Meeting my 'virtual mentors' Dan Miller and Michael Hyatt for the first time at the Inov8 Conference in September 2013.
Part #3- You will ultimately be responsible for your own career development
A close friend and I chatted about what we had envisioned for learning opportunities when we started our first job. Somehow we entered the workforce thinking that our employers/ future bosses would want to shower us with sound advice and sharpen our professional skills. Not exactly what happened. We both worked at small companies that did not have a robust leadership development programs or many opportunities to expand our skills. Looking back, I am not sure why I expected this to be available. In turn, I learned an immense amount just by diving in and performing my daily duties at work. I started to look outside of work for guidance and direction in some key areas where I needed to sharpen my skills. Here are some of the nuggets of wisdom I have learned:
1. In an interview, ask about what skills you will gain. You first entry-level job is all about building a set of professional skills. It is important that you find an employer who is going to help you build on these skills and gives you opportunities to learn. Bonus points if you work under someone who will take the time to train you and serve as a mentor in the workplace, but this does not always happen. You will most likely not stay at your employer 35+ years like your parents. The average time for millennials is floating around 2.6 years per job. Perhaps you will be in the minority of your generation and find a company where you will excel and want to stay longer. You should focus your questions around both scenarios: staying for few years or a decade or two.
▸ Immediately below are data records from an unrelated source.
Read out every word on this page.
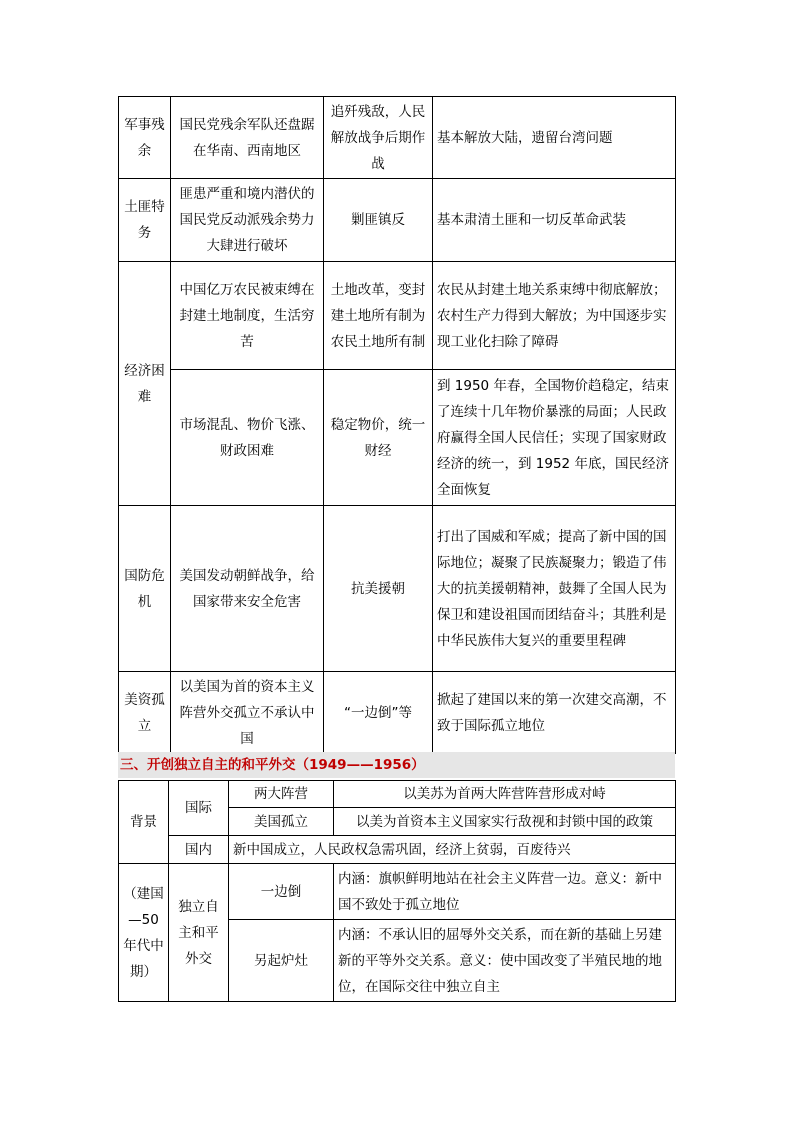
军事残余	国民党残余军队还盘踞在华南、西南地区	追歼残敌，人民解放战争后期作战	基本解放大陆，遗留台湾问题
土匪特务	匪患严重和境内潜伏的国民党反动派残余势力大肆进行破坏	剿匪镇反	基本肃清土匪和一切反革命武装
经济困难	中国亿万农民被束缚在封建土地制度，生活穷苦	土地改革，变封建土地所有制为农民土地所有制	农民从封建土地关系束缚中彻底解放；农村生产力得到大解放；为中国逐步实现工业化扫除了障碍
	市场混乱、物价飞涨、财政困难	稳定物价，统一财经	到 1950 年春，全国物价趋稳定，结束了连续十几年物价暴涨的局面；人民政府赢得全国人民信任；实现了国家财政经济的统一，到 1952 年底，国民经济全面恢复
国防危机	美国发动朝鲜战争，给国家带来安全危害	抗美援朝	打出了国威和军威；提高了新中国的国际地位；凝聚了民族凝聚力；锻造了伟大的抗美援朝精神，鼓舞了全国人民为保卫和建设祖国而团结奋斗；其胜利是中华民族伟大复兴的重要里程碑
美资孤立	以美国为首的资本主义阵营外交孤立不承认中国	“一边倒”等	掀起了建国以来的第一次建交高潮，不致于国际孤立地位
三、开创独立自主的和平外交（1949——1956）
背景	国际	两大阵营	以美苏为首两大阵营阵营形成对峙
		美国孤立	以美为首资本主义国家实行敌视和封锁中国的政策
	国内	新中国成立，人民政权急需巩固，经济上贫弱，百废待兴	
（建国—50年代中期）	独立自主和平外交	一边倒	内涵：旗帜鲜明地站在社会主义阵营一边。意义：新中国不致处于孤立地位
		另起炉灶	内涵：不承认旧的屈辱外交关系，而在新的基础上另建新的平等外交关系。意义：使中国改变了半殖民地的地位，在国际交往中独立自主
The questions that embody both of these scenarios would be something like, “What career paths or future opportunities at (Name of Company) have you seen from someone that has excelled in this role,” and “For new grads who have entered this role, what skills and abilities have you seen them develop over the first few years?” Not only is this valuable information to know, it shows the recruiter that you are looking beyond the starting salary.
2. Good News: You have access to mentors 24-7. Bad News: You may never meet them in person. I honestly think that 80% of the articles you see today about finding a mentor or sponsor are unrealistic. The most honest advice that I have seen lately was in Sheryl Sandberg’s Lean In:
“I realized that searching for a mentor has become the professional equivalent of waiting for Prince Charming. We all grew up on the fairy tale “Sleeping Beauty,” which instructs young women that if they just wait for their prince to arrive, they will be kissed and whisked away on a white horse to live happily ever after. Now young women are told that if they can just find the right mentor, they will be pushed up the ladder and whisked away to the corner office to live happily ever after. Once again, we are teaching women to be too dependent on others.”
I remember after reading this section of her book and feeling like she had read my mind. Sandberg goes on to tell a tale of a younger employee that had an unrealistic time length that she expected to meet with her each week to be ‘mentored’. Don’t get me wrong; I think it is wonderful and possible to find a mentor. If you have not found your “Prince Charming” of a mentor, realize that you have access to some of the brightest minds through media online. Following personalities through their blogging and podcasts will provide you a wealth of information. I started following the online work of Michael Hyatt who writes about intentional leadership back in 2010. One day in a post in 2011, Michael mentioned a specific niched author that wrote about finding work that you loved named Dan Miller. I quickly became a fan of Dan’s work and would look forward to his Friday podcast. The list continues as I have found various people through reading their blogs, purchasing their books, and listening to their podcasts. These are virtual mentors that have made a great impact on my life. So much so, that in 2013 I attended a conference where both Dan Miller and Michael Hyatt were speaking, and then asked to get a photo in the middle of both of them 🙂
3. Find outlets to continue your education. It is almost overwhelming to think about how many options are available these days for education outside a higher education setting. Many of these opportunities are free, however I would greatly encourage anyone to spend their own money on professional development. In the long run it will pay dividends in your career and personal life. Lately, I have enjoyed the collective and organized resources available on Lynda.com. I have needed to learn more about WordPress and I found updated videos and tutorials. Currently, I am using a free version thanks to my FSU Alum connection. I would encourage anyone else to check with their higher ed institute to see if you might be able to get complementary access.
There are so many resources out there it might be overwhelming. My experience has always been to think about the one greatest knowledge gap that you have and find resources based on that topic. At one point for me this was being new to a management role and I was able to find some great books based on this topic, but mainly benefited from one flow chart in one classic book, “One Minute Manager” by Ken Blanchard. (Note: PDF of book is here and flow chart is on pg 57).
Perhaps you already work for a company with a strong workforce development programs or that provide a clear career path. Keep in mind that while this is certainly nice to have and it is wonderful to grow through such programs, your employer is not necessarily a neutral third party in your career development. Evaluate if these programs are getting the skills you need and look beyond the company offerings.
As a young professional, check in with yourself and ask, “What skills am I missing to take me to the next level?” I guarantee there is a resource within a few keystrokes that you will be able to find. Perhaps you will be a home on a weekend and using your own personal time, but in the end remember that it ultimately your responsibility to get you to where you want to be.